NORTON META TAG

17 July 2013

A lamentation of sorts for Sunday July 14th, 2013 (the day after the Zimmerman verdict)

MANY have had much to say about the verdict in the george zimmerman trial. I do not agree with the verdict. I believe he wanted to have the "experience" of actually killing someone, and Trayvon Martin was in the wrong place at the wrong time giving zimmerman the opportunity to fulfill his fantasy. I do not believe justice has been served, but I do believe it is important to use this tragedy to promote nonviolence, racial harmony, compassion for all parties involved, and to motivate people to become active politically, to vote for candidates who will review and amend "stand your ground" laws and support reasonable gun control. Here is a great sermon on the trial and verdict and our nation and each of us from Rev Nadia Bolz-Weber, the Sarcastic Lutheran, and I recommend you listen to as well as read her message......

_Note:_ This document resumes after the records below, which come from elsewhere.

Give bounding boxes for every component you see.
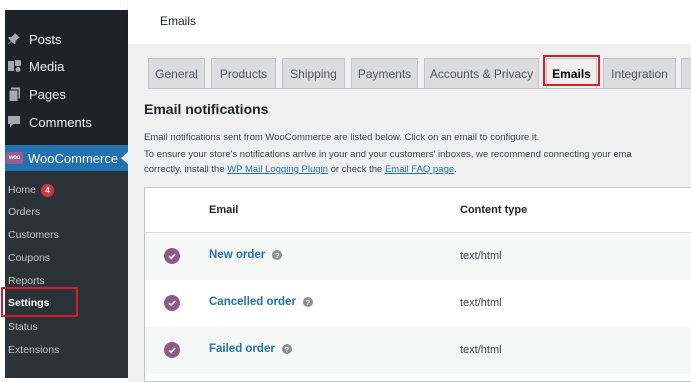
email-link[interactable]: Cancelled order ? (209, 296, 313, 308)
enabled-check-icon (164, 295, 180, 311)
emails-tab-highlight-box (543, 55, 600, 86)
woocommerce-logo: woo (6, 152, 23, 164)
email-notifications-table: Email Content type New order ? text/html… (144, 187, 691, 382)
email-link[interactable]: Failed order ? (209, 343, 292, 355)
current-menu-arrow (121, 152, 128, 164)
admin-sidebar: Posts Media Pages Comments woo WooCommer… (5, 10, 128, 378)
enabled-check-icon (164, 342, 180, 358)
table-header: Email Content type (145, 188, 691, 233)
wp-mail-logging-plugin-link[interactable]: WP Mail Logging Plugin (227, 164, 328, 175)
submenu-orders[interactable]: Orders (8, 202, 40, 222)
email-name: Failed order (209, 343, 275, 355)
content-type-value: text/html (460, 344, 502, 356)
menu-item-posts[interactable]: Posts (5, 25, 128, 53)
tab-shipping[interactable]: Shipping (282, 58, 345, 88)
menu-label-woocommerce: WooCommerce (28, 150, 119, 166)
submenu-customers[interactable]: Customers (8, 225, 59, 245)
menu-label-comments: Comments (29, 114, 92, 130)
help-icon[interactable]: ? (281, 344, 292, 354)
table-row[interactable]: Failed order ? text/html (145, 327, 691, 374)
table-row[interactable]: New order ? text/html (145, 233, 691, 280)
description-text: . (454, 164, 457, 175)
notification-badge: 4 (41, 183, 55, 197)
submenu-extensions[interactable]: Extensions (8, 340, 59, 360)
tab-more[interactable] (681, 58, 691, 88)
menu-item-woocommerce[interactable]: woo WooCommerce (5, 145, 128, 171)
menu-label-media: Media (29, 58, 65, 74)
media-icon (6, 58, 22, 74)
description-line-1: Email notifications sent from WooCommerc… (144, 132, 540, 143)
page-title: Emails (160, 14, 197, 28)
column-header-content-type: Content type (460, 204, 528, 216)
woocommerce-submenu: Home 4 Orders Customers Coupons Reports … (5, 171, 128, 378)
tab-products[interactable]: Products (211, 58, 276, 88)
tab-payments[interactable]: Payments (351, 58, 418, 88)
submenu-label-home: Home (8, 184, 37, 196)
enabled-check-icon (164, 248, 180, 264)
tab-integration[interactable]: Integration (603, 58, 676, 88)
description-text: or check the (327, 164, 385, 175)
email-link[interactable]: New order ? (209, 249, 283, 261)
description-text: correctly, install the (144, 164, 228, 175)
settings-highlight-box (1, 287, 78, 317)
submenu-coupons[interactable]: Coupons (8, 248, 50, 268)
comments-icon (6, 114, 22, 130)
description-line-2: To ensure your store's notifications arr… (144, 149, 632, 160)
submenu-status[interactable]: Status (8, 317, 38, 337)
menu-item-comments[interactable]: Comments (5, 108, 128, 136)
tabs-divider (148, 88, 691, 89)
email-name: New order (209, 249, 266, 261)
email-faq-link[interactable]: Email FAQ page (385, 164, 454, 175)
help-icon[interactable]: ? (302, 297, 313, 307)
page-header: Emails (128, 0, 691, 44)
tab-general[interactable]: General (148, 58, 205, 88)
menu-item-media[interactable]: Media (5, 52, 128, 80)
menu-label-posts: Posts (29, 31, 62, 47)
pages-icon (6, 86, 22, 102)
submenu-home[interactable]: Home 4 (8, 180, 55, 200)
menu-label-pages: Pages (29, 86, 66, 102)
menu-item-pages[interactable]: Pages (5, 80, 128, 108)
content-type-value: text/html (460, 250, 502, 262)
email-name: Cancelled order (209, 296, 296, 308)
content-type-value: text/html (460, 297, 502, 309)
main-content: General Products Shipping Payments Accou… (128, 44, 691, 382)
pushpin-icon (6, 31, 22, 47)
section-title: Email notifications (144, 101, 269, 117)
description-line-3: correctly, install the WP Mail Logging P… (144, 164, 457, 175)
help-icon[interactable]: ? (272, 250, 283, 260)
tab-accounts-privacy[interactable]: Accounts & Privacy (424, 58, 539, 88)
table-row[interactable]: Cancelled order ? text/html (145, 280, 691, 327)
column-header-email: Email (209, 204, 239, 216)
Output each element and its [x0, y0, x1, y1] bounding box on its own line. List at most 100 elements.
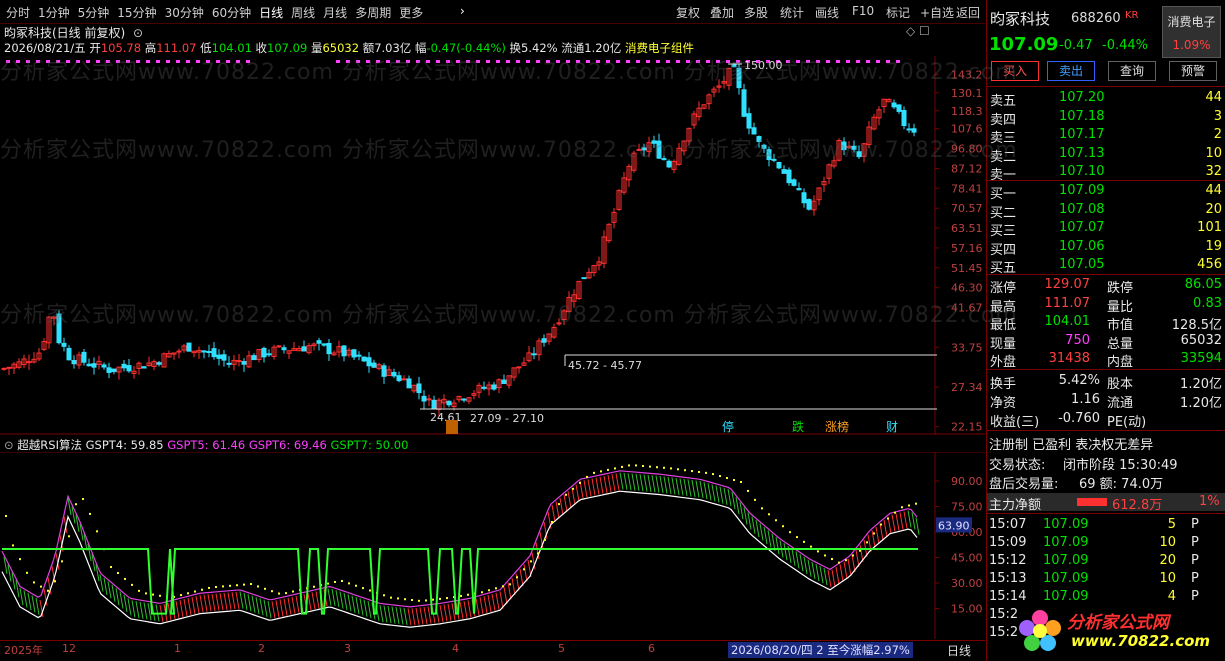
sell-row-1[interactable]: 卖四 107.18 3 — [987, 108, 1225, 128]
current-price: 107.09 — [989, 34, 1059, 55]
tick-vol: 20 — [1159, 553, 1176, 568]
vol-value: 65032 — [322, 41, 360, 55]
event-marker-2[interactable]: 涨榜 — [825, 419, 849, 434]
tab-10[interactable]: 更多 — [399, 6, 423, 20]
event-marker-3[interactable]: 财 — [886, 420, 898, 434]
stat-row-1: 最高 111.07 量比 0.83 — [987, 295, 1225, 315]
query-button[interactable]: 查询 — [1108, 61, 1156, 81]
stat-value: 86.05 — [1184, 277, 1222, 292]
tick-price: 107.09 — [1043, 571, 1089, 586]
tab-9[interactable]: 多周期 — [355, 6, 391, 20]
indicator-chart[interactable]: 90.0075.0060.0045.0030.0015.0063.90 — [0, 452, 985, 639]
candle-body — [366, 357, 372, 367]
time-label-4: 3 — [344, 642, 351, 655]
sell-row-4[interactable]: 卖一 107.10 32 — [987, 163, 1225, 183]
candle-body — [636, 148, 642, 151]
tab-8[interactable]: 月线 — [323, 6, 347, 20]
sell-row-0[interactable]: 卖五 107.20 44 — [987, 89, 1225, 109]
candle-body — [841, 141, 847, 151]
tab-7[interactable]: 周线 — [291, 6, 315, 20]
chart-title-row: 昀冢科技(日线 前复权) ⊙ — [4, 24, 143, 41]
watermark-logo: 分析家公式网 www.70822.com — [1013, 604, 1225, 658]
candle-body — [666, 160, 672, 168]
candle-body — [661, 158, 667, 161]
indicator-tick: 30.00 — [951, 577, 983, 590]
candle-body — [216, 354, 222, 359]
candle-body — [776, 161, 782, 169]
time-status: 2026/08/20/四 2 至今涨幅2.97% — [728, 642, 913, 658]
candle-body — [461, 398, 467, 401]
turn-label: 换 — [509, 41, 522, 55]
candle-body — [531, 353, 537, 356]
toolbar-button-8[interactable]: 返回 — [956, 4, 980, 21]
buy-row-4[interactable]: 买五 107.05 456 — [987, 256, 1225, 276]
candle-body — [911, 128, 917, 133]
buy-row-2[interactable]: 买三 107.07 101 — [987, 219, 1225, 239]
buy-row-3[interactable]: 买四 107.06 19 — [987, 238, 1225, 258]
close-value: 107.09 — [267, 41, 308, 55]
more-chevron-icon[interactable]: › — [460, 4, 465, 18]
sell-button[interactable]: 卖出 — [1047, 61, 1095, 81]
tab-3[interactable]: 15分钟 — [117, 6, 156, 20]
alert-button[interactable]: 预警 — [1169, 61, 1217, 81]
event-box[interactable] — [446, 420, 458, 434]
candle-body — [56, 313, 62, 344]
ohlc-info: 2026/08/21/五 开105.78 高111.07 低104.01 收10… — [4, 40, 694, 56]
time-label-5: 4 — [452, 642, 459, 655]
stat-label: 现量 — [990, 336, 1017, 352]
indicator-header: ⊙ 超越RSI算法 GSPT4: 59.85 GSPT5: 61.46 GSPT… — [4, 437, 408, 453]
tab-5[interactable]: 60分钟 — [212, 6, 251, 20]
toolbar-button-0[interactable]: 复权 — [676, 4, 700, 21]
tab-6[interactable]: 日线 — [259, 6, 283, 20]
toolbar-button-3[interactable]: 统计 — [780, 4, 804, 21]
candle-body — [356, 354, 362, 357]
chart-menu-icon[interactable]: ⊙ — [133, 26, 143, 40]
sector-box[interactable]: 消费电子 1.09% — [1162, 6, 1221, 58]
tab-2[interactable]: 5分钟 — [78, 6, 110, 20]
candle-body — [6, 366, 12, 369]
main-flow[interactable]: 主力净额 612.8万 1% — [987, 493, 1225, 513]
candle-body — [801, 192, 807, 204]
stat-row-3: 现量 750 总量 65032 — [987, 332, 1225, 352]
book-label: 买四 — [990, 242, 1017, 258]
tick-side: P — [1191, 535, 1199, 550]
toolbar-button-7[interactable]: +自选 — [920, 4, 954, 21]
toolbar-button-1[interactable]: 叠加 — [710, 4, 734, 21]
buy-button[interactable]: 买入 — [991, 61, 1039, 81]
toolbar-button-5[interactable]: F10 — [852, 4, 874, 18]
candlestick-chart[interactable]: 143.2 130.1 118.3 107.6 96.80 87.12 78.41 70.57… — [0, 56, 985, 435]
chart-tools-icon[interactable]: ◇ ☐ — [906, 24, 930, 38]
book-price: 107.05 — [1059, 257, 1105, 272]
sell-row-2[interactable]: 卖三 107.17 2 — [987, 126, 1225, 146]
candle-body — [221, 354, 227, 361]
price-tick: 118.3 — [951, 105, 983, 118]
tab-1[interactable]: 1分钟 — [38, 6, 70, 20]
candle-body — [806, 199, 812, 210]
open-value: 105.78 — [100, 41, 142, 55]
candle-body — [851, 145, 857, 150]
candle-body — [891, 102, 897, 108]
toolbar-button-6[interactable]: 标记 — [886, 4, 910, 21]
book-vol: 44 — [1205, 183, 1222, 198]
buy-row-0[interactable]: 买一 107.09 44 — [987, 182, 1225, 202]
candle-body — [656, 140, 662, 159]
event-marker-1[interactable]: 跌 — [792, 419, 804, 434]
tab-0[interactable]: 分时 — [6, 6, 30, 20]
toolbar-button-4[interactable]: 画线 — [815, 4, 839, 21]
time-label-7: 6 — [648, 642, 655, 655]
stat-value: 750 — [1065, 332, 1090, 348]
quote-panel: 昀冢科技 688260 KR 107.09 -0.47 -0.44% 消费电子 … — [986, 0, 1225, 661]
candle-body — [26, 361, 32, 364]
tab-4[interactable]: 30分钟 — [165, 6, 204, 20]
buy-row-1[interactable]: 买二 107.08 20 — [987, 201, 1225, 221]
event-marker-0[interactable]: 停 — [722, 419, 734, 434]
stat-label: PE(动) — [1107, 415, 1147, 430]
indicator-menu-icon[interactable]: ⊙ — [4, 438, 14, 452]
candle-body — [381, 365, 387, 377]
candle-body — [746, 113, 752, 129]
toolbar-button-2[interactable]: 多股 — [744, 4, 768, 21]
sell-row-3[interactable]: 卖二 107.13 10 — [987, 145, 1225, 165]
candle-body — [641, 147, 647, 151]
candle-body — [301, 346, 307, 352]
high-value: 111.07 — [156, 41, 197, 55]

(My intern, and not myself is slated to preach this evening. But as the pastor of House for All Sinners and Saints, I wanted my voice to be in the room. I’m certain it will be a shaky voice.)
click here to listen along ——> 2013-07-14 NBW sermon on Trayvon Martin
I would like to take this opportunity to “stand my own ground”.

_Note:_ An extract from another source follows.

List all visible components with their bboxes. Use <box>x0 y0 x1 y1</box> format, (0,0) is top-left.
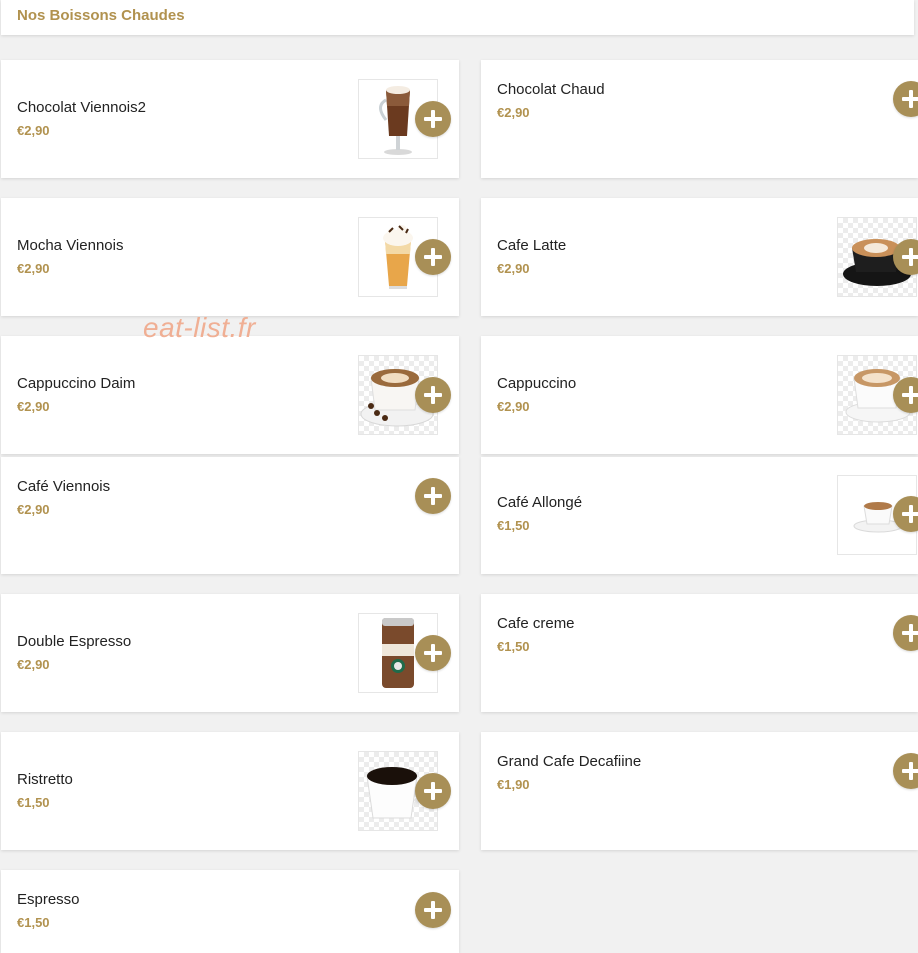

I would like to stand my ground as a voice for anti-racism and non-violence.
For gun control and a justice system that actually hands down justice.
I would like to take this opportunity to say something defiant and super clever and something that would be memorialized for the next 48 hours in Facebook memes.
There are a million reasons for me to want to stand my ground but every time today that I have tried, I am confronted in the following ways, by, of course, myself.
1. I want to be a voice for non-violence but the reality is that this morning on NPR when I head George Zimmerman’s brother say he rejects the idea that Trayvon Martin was unarmed because the teenager was actually armed with a sidewalk on which he broke George’s nose, well, when I heard that, my first reaction was not to reach through the radio and offer that man a sign of peace, my first reaction was to reach through the radio and offer that man a punch in the throat.
2.Yesterday I heard that a Federal Law Enforcement officer at my mom’s church has shown up the last 3 Sundays carrying a concealed weapon. Which is insane and something I would normally want to post a meme about on my Facebook wall for all the liberals like me to “like” except for the fact that that law enforcement officer a) is my brother and b) carried that weapon to protect his family ever since my mother’s life has been threatened by a crazy man who wants her dead. A man who was escorted out of church last week by police.  So when I heard that my brother was armed to protect my own mom I wasn’t alarmed like any good gun control  pastor would be…, I was relieved… and now what the hell do I post on Facebook? What do I do with that?
3. Despite my politics and liberalism when a group of young black men in my neighborhood walk by I brace myself in a different way than if they were white and I hate this but it’s like 44 years of having every message I hear in the media and culture around me say that I am superior – superior by accident of birth well, 44 years of that cannot be erased completely by my university education and progressive beliefs.  So if I said that there is not residual racism in me that I simply do not know how to escape I would be lying. Even if I do have an “eracism” bumper sticker
I want to stand my own ground but this morning all I could do was quite literally stand in my own kitchen and cry. Cry for all my own inconsistencies.  Cry for all the parents of kids with brown and black skin who feel like their children can now legally be target practice on the streets of suburbia. Cry for a nation divided – both sides of which hate the other.  Cry for all the ways I silently perpetuate the things I criticize. Cry for the death threats toward my family and the death threats toward the Zimmerman family.  Cry for Tracy Martin and Sybrina Fulton whose child was shot dead and were told yesterday that it was more his fault than the fault of the shooter.
His mother Sybrina, is a woman of faith and her first public statement was a prayer
“Lord during my darkest hour I lean on you. You are all that I have. At the end of the day, GOD is still in control. Thank you all for your prayers and support. I will love you forever Trayvon!!! In the name of Jesus!!!”
So tonight I want to use her prayer as our own.
Let us pray,
Lord who taught us to love our enemies and pray for those who persecute us, in our darkest hour help us to not lean on self-righteousness but to lean only into the sweet arms of our loving savior. You are all we have. Help us to believe, even when it is hard, even when it seems like there is nothing but anger and despair, that somehow you are in control. Thank you for those who pray. When we cannot pray for our enemies may the prayers of others suffice. And help us to love. It doesn’t come as naturally as we’d like to believe. But help us to love wantonly, extravagantly, and fearlessly as you love us. And in times as dark as these help us to boldly speak the name of Jesus. The name above all names that demons fear and angels sing. It is in this name we pray, Amen.